Installment #29-New Year, New Problems
Happy New Year! That phrase can hit people so differently, but by definition of the Gregorian Calander 1/1 reflects a new year and perceived new beginning. I don’t know how you feel on New Years, but I typically feel exhausted, unhealthy and even a little down after the rush of holidays consisting of lots of family, friends, eating and traveling. While I do not practice New Year’s resolutions, because I tend not to keep them, I do lean on a few consistent disciplines that seem to get me through the holidays and high and lows of life.
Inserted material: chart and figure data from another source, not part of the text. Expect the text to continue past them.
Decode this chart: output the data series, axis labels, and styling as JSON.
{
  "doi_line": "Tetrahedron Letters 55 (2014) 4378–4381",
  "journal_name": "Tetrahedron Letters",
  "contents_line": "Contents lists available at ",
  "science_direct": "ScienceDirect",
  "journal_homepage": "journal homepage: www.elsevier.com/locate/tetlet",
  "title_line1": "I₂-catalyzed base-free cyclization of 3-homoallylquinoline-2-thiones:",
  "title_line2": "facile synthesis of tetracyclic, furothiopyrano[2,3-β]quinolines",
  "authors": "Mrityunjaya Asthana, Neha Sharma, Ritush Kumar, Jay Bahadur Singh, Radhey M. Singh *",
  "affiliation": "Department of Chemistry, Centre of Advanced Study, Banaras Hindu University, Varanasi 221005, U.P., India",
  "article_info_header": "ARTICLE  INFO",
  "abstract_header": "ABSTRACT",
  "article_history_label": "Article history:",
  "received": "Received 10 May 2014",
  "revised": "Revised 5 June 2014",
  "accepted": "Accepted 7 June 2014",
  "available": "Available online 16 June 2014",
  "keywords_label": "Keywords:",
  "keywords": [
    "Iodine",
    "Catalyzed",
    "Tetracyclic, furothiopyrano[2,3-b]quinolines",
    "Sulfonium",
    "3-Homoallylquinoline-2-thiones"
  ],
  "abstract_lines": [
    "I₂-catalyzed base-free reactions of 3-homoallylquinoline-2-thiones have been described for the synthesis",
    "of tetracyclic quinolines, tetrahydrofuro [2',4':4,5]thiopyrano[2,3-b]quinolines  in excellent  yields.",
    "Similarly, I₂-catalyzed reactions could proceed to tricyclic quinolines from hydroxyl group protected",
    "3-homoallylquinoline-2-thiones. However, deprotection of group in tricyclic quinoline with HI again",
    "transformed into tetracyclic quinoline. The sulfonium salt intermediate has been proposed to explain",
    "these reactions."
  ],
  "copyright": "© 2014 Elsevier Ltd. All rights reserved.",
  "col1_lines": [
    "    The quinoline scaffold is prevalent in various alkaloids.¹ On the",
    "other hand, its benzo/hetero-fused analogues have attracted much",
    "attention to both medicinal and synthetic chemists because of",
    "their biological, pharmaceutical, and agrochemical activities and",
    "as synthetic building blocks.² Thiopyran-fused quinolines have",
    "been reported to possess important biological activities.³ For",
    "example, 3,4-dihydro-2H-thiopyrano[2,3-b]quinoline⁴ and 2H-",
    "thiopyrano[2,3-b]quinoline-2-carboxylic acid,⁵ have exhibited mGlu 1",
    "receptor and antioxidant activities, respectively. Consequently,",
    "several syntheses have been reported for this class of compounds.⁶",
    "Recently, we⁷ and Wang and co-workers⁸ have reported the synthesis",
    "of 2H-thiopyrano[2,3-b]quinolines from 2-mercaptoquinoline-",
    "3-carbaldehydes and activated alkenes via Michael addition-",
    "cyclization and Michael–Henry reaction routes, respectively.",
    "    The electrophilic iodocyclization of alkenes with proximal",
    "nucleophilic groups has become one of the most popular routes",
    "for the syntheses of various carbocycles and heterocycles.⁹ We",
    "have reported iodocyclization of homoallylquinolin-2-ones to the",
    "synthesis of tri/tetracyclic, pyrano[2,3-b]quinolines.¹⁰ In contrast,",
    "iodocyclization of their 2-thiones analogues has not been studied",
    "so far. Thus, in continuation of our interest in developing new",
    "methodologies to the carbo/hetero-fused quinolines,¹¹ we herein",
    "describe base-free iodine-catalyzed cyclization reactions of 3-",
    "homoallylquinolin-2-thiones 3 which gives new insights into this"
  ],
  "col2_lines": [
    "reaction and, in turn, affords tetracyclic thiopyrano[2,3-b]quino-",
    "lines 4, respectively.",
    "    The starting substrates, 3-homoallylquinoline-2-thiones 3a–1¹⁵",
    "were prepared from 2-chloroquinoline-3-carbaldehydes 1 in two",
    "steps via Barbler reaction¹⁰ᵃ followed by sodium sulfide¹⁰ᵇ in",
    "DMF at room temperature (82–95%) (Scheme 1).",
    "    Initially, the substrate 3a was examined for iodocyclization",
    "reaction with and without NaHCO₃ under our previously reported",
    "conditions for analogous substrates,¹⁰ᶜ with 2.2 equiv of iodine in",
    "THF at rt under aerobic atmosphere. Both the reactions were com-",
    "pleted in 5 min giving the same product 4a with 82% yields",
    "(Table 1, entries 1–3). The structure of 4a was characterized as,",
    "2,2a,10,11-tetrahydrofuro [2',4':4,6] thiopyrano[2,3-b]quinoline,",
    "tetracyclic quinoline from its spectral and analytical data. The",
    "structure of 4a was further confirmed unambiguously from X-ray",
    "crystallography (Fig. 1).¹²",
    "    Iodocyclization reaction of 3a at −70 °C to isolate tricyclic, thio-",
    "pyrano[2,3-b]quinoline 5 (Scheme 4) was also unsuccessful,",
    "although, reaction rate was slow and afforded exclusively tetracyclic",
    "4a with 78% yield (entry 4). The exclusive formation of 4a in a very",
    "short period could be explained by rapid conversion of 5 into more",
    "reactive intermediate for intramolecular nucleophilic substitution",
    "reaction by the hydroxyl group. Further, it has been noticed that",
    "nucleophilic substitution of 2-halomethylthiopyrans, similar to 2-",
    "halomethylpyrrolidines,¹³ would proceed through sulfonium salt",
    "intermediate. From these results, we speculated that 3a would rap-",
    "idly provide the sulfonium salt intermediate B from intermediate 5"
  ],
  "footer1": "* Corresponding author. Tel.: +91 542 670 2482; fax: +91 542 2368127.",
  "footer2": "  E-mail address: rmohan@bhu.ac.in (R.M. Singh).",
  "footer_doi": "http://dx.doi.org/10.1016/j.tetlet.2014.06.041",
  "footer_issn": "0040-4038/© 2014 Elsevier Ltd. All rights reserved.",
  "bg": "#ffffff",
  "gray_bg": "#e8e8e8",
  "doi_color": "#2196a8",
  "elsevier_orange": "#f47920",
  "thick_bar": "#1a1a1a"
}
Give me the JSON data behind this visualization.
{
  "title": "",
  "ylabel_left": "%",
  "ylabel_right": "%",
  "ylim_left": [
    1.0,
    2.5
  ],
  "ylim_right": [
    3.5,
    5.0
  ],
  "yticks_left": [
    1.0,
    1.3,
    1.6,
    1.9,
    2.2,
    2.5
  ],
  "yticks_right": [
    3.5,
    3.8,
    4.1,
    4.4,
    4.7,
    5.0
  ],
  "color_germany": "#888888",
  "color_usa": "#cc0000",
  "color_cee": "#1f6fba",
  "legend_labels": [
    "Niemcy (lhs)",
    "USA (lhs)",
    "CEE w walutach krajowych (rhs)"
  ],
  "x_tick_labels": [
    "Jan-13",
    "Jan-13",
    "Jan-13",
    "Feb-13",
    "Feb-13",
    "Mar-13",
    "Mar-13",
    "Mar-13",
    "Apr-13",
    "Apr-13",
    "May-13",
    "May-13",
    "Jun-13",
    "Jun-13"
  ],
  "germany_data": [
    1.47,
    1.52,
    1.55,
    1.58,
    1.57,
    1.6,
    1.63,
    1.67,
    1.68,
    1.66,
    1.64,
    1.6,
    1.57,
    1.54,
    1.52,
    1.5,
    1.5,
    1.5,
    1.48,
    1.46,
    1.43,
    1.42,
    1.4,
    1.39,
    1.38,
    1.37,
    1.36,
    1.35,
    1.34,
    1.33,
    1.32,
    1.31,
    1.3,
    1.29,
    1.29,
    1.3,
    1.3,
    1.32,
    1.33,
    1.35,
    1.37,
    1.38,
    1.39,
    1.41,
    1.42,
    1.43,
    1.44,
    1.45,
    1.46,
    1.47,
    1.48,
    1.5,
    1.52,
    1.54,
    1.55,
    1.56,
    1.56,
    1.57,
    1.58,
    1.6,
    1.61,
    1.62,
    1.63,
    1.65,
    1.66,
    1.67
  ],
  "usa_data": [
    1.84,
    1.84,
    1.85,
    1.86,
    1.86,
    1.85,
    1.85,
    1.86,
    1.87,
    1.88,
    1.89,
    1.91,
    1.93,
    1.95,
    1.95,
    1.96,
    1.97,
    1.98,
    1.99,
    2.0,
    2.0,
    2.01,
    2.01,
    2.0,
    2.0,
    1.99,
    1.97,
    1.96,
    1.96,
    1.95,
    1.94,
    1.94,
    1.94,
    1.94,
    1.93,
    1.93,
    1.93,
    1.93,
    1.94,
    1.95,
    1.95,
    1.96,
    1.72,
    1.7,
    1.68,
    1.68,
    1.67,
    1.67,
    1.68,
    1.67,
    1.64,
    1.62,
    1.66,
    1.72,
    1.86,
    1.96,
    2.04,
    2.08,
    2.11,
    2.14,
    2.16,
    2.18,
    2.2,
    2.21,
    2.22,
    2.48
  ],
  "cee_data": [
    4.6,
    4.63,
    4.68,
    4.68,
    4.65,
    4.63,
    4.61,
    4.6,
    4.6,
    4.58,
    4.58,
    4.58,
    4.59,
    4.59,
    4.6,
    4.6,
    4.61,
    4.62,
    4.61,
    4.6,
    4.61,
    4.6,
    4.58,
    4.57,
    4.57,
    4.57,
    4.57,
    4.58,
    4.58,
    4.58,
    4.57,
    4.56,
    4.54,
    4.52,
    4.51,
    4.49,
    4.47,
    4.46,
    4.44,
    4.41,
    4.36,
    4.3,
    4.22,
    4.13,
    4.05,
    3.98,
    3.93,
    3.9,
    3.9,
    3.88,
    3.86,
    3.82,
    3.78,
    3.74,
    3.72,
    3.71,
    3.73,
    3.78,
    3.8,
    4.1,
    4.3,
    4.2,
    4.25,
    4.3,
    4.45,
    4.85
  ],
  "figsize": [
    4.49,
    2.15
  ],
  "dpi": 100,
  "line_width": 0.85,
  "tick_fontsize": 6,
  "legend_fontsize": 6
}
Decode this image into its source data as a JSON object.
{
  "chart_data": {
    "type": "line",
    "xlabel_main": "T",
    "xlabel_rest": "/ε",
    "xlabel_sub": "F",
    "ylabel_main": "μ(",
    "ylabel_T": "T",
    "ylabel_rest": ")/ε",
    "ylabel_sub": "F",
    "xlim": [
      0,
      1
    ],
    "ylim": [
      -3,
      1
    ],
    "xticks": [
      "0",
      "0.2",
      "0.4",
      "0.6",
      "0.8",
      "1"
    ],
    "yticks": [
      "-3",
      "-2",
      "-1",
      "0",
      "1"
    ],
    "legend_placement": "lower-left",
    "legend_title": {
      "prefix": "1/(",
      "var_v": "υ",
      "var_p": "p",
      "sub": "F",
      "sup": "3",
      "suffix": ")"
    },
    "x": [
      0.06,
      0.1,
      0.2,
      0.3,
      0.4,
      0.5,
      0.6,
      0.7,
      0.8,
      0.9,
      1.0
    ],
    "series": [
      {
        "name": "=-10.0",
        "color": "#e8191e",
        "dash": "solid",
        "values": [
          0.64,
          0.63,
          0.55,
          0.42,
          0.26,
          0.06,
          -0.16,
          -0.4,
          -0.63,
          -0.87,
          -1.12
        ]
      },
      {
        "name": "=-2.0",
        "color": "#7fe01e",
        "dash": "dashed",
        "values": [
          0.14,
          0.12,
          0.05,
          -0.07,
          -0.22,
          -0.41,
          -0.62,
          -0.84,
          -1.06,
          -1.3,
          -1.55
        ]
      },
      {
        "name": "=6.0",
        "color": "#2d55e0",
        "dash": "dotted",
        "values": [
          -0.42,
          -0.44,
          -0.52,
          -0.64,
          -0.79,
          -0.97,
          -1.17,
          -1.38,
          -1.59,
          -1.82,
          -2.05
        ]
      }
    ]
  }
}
December is always a very busy month of celebration in our household. My wife and I celebrate our “anniversaries” (I know, plural, I will explain), we have the Christmas holiday, my older son’s birthday and then, of course, New Year’s. The month of December was not always a time of celebration for me because there was a time in which Nicole, and I were separated for several years. As a result, every year around the time of our anniversary there were feelings of deep sadness, disappointment and even anger and resentment. Happily, and amazingly, we were able to reconcile our marriage through a tremendous amount of work, dedication, faith and trust. This led to us reaffirming our vows on Christmas Eve in 2019, therefore creating our second anniversary date and a new beginning.
I am a firm believer that trials and adversity can be an opportunity to create life-changing, positive outcomes. Those years for me were by far the most difficult years of my life. But I am able to look back in hindsight and see the amount of personal growth I experienced during that time that has led me to be a better husband, father, friend, co-worker and leader. While noone wants to experience adversity, it’s going to happen in life and how you respond determines how you grow.
Things I learned through my experience:
- Taking care of your mind and spirit is critical, you cannot operate and interact effectively with others if you are not well on the inside. While I always had a strong faith, I needed a therapist to help me sort through many of my internal issues that were contributory to our separation. I still utilize that very same therapist today to help keep me in check.
- Learning the importance of practicing gratitude. I cannot think of too many things more difficult than finding gratitude when you are in incredibly adverse situations, but there is always something to be thankful for that can fuel your mind and spirit. I take a few moments each night before bed identifying and acknowledging three things I am grateful for that happened that day.
- The art of forgiveness is essential to not only maintaining healthy relationships, but more importantly helping you maintain a healthy mind, body and soul. Nothing can rip you apart more both physically and mentally than being resentful. Life is too short, let it go!
- Lastly, and very important for me is physical activity. I’ve been in sports all my life and operate more balanced when I am able to exercise and spark my endorphin levels. My intensity levels have shifted over the years from heavy weight training and CrossFit to the Peloton and what I call “Old man Crossfit.” As an aside, to keep me accountable, I literally have placed my Peloton in my office, so I have a visual reminder every day of my need to exercise.
Here are a couple additional “quick hitters” that I try to follow to help contribute to a balanced mind, body and soul. I don’t watch the news, I simply check the news once a day online. I listen to soothing and encouraging music throughout my day. I tell my wife and kids I love them every single time I have the chance.